Let's see, where do we start? The Fed didn't cut rates. No surprise there. They are handcuffed between spiraling inflation (headline inflation is at a 27 year high and core inflation is well outside of their 2% upside target), and a very weak economic outlook. Unemployment is approaching 6% and the housing market shows no sign of an upturn. If anything, I could see them cutting if the outlook gets much worse. It is worth pointing out that according to academic economics (which most of the Fed governors are devout followers of), inflation which is derived from rising commodity prices is outside of the control of monetary policy and should be treated as a one-time shock. This means that (according to academia) they should not adjust monetary policy to address the inflation the U.S. is experiencing.
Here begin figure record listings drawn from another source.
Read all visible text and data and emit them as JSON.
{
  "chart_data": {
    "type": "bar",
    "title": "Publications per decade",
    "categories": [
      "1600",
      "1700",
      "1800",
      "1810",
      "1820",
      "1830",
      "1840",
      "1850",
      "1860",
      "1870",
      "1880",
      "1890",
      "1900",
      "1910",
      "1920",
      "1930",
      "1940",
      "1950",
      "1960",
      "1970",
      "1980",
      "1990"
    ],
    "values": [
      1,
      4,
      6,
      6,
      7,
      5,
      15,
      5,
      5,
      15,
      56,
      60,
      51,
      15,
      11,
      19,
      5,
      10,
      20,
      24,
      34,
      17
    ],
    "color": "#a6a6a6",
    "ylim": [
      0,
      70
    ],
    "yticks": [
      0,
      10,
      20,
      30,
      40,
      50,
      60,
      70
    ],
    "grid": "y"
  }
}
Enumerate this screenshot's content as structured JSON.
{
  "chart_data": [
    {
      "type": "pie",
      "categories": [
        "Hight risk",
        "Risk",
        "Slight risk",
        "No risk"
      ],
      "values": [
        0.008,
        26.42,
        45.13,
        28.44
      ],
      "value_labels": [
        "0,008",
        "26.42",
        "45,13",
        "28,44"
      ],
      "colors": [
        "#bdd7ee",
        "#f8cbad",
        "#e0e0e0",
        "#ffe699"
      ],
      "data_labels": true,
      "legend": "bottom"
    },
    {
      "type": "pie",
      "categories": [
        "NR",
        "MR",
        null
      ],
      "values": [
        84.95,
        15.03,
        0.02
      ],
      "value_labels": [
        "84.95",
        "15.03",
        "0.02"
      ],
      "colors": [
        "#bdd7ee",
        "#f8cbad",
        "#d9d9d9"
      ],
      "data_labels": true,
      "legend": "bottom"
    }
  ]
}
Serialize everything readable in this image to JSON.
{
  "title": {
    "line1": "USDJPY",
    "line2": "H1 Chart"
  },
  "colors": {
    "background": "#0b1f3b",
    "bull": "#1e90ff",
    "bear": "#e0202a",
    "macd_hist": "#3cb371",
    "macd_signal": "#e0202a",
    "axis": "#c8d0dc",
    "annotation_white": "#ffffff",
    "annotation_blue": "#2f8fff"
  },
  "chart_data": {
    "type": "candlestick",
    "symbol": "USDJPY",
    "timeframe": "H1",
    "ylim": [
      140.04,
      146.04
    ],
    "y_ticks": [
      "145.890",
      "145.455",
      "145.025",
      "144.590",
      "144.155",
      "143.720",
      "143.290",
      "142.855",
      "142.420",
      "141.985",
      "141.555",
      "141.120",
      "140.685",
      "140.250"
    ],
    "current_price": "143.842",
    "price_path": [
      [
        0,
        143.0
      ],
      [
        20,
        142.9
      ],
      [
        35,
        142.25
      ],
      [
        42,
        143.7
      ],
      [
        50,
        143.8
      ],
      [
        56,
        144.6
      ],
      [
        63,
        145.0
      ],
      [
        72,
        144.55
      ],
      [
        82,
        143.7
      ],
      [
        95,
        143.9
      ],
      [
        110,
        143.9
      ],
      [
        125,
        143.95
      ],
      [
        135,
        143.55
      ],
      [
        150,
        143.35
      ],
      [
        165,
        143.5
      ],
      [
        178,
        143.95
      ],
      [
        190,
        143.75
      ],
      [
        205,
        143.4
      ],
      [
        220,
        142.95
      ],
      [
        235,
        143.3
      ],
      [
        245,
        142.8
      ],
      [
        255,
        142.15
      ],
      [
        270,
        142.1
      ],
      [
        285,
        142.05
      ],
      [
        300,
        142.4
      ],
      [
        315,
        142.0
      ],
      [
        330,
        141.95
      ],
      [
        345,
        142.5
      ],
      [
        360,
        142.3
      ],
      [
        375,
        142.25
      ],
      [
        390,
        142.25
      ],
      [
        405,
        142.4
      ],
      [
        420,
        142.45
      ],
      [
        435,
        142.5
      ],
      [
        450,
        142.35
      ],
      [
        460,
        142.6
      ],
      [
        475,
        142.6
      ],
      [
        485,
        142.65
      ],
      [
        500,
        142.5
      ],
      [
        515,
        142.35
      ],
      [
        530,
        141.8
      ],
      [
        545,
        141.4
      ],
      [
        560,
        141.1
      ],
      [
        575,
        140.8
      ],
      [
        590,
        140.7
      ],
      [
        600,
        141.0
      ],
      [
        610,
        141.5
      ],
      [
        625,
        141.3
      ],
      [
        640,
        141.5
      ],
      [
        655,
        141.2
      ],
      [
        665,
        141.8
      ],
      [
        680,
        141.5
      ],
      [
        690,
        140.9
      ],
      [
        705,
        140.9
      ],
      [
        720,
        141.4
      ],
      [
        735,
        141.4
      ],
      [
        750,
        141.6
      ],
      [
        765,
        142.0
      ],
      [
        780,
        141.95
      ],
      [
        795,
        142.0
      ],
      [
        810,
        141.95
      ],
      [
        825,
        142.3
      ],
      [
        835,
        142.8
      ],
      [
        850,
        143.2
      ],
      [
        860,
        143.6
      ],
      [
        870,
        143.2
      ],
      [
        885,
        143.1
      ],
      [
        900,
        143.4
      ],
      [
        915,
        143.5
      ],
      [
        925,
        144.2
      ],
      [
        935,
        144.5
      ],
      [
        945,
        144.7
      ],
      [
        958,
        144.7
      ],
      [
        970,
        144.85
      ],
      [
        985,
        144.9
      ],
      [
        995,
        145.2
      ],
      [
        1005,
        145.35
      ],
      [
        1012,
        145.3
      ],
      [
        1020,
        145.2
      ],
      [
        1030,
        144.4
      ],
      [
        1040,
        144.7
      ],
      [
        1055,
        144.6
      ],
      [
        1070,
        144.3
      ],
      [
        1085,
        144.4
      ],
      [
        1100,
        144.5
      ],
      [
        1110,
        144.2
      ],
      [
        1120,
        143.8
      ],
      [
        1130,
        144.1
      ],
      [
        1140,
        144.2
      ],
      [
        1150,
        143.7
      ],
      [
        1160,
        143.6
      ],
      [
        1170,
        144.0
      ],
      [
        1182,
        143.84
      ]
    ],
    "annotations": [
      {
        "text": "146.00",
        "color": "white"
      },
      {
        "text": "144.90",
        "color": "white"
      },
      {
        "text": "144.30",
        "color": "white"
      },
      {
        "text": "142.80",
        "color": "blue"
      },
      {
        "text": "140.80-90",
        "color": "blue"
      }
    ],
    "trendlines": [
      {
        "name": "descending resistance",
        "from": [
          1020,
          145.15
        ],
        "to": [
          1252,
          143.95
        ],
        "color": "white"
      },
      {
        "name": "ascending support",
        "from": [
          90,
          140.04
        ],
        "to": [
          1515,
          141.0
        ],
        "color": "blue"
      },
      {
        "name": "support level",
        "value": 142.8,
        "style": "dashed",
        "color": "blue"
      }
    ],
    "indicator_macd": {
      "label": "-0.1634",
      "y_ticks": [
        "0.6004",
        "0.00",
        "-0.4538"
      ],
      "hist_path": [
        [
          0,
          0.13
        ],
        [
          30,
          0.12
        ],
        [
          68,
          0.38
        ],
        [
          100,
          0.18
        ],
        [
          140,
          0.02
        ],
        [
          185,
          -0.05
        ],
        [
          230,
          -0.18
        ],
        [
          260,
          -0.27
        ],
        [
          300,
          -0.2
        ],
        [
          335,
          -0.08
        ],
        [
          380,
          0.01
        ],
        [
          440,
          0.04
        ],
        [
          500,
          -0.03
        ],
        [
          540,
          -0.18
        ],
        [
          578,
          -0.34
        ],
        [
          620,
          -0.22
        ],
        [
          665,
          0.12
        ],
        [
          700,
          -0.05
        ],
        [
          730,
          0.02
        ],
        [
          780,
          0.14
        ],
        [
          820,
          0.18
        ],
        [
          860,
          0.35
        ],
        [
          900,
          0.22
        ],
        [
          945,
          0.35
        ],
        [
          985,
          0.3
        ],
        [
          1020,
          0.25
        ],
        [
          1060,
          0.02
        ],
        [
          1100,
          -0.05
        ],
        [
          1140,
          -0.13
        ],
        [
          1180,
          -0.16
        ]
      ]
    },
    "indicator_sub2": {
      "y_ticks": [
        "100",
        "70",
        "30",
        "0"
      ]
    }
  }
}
While I am not here to argue whether or not academia is correct in this thinking, it is an interesting thought to consider. I don't really see any action any time soon, because I feel the Fed wants to keep some "dry powder" if things really start weakening. I forecast 2% being the Fed Funds target rate into 2009. It should be pointed out that the Fed Fund futures do not agree with my analysis, as they are anticipating a probable hike in one of the next two months.

Freddie Mac and AIG brought more bad news to the financial sector this week, posting losses well in excess of forecasts, with FRE losing over $800M and AIG losing in the range of $5.4B. I was in no way surprised by FRE's results, actually part of me was surprised they weren't worse, but I must admit I didn't see AIG coming. They had unrealized losses of $5.57B on their "super senior credit default swap portfolio". I don't like this at all. First off, what is an insurance company doing in the credit default swap market? Second, why were they on the wrong side? I must admit, long term, they will probably be able to write this portfolio back up once the value of the swaps decline, but they may have to take another big writedown next quarter. Makes me wonder how the are going to be able to meet obligations from any big disaster in the short term...

I think I see some pessimism creeping back into financials. But I am bearish, so perhaps I am just seeing want I want to see here. But I can't see the price of oil falling much below $115, so I see the crude-driven rally fading here.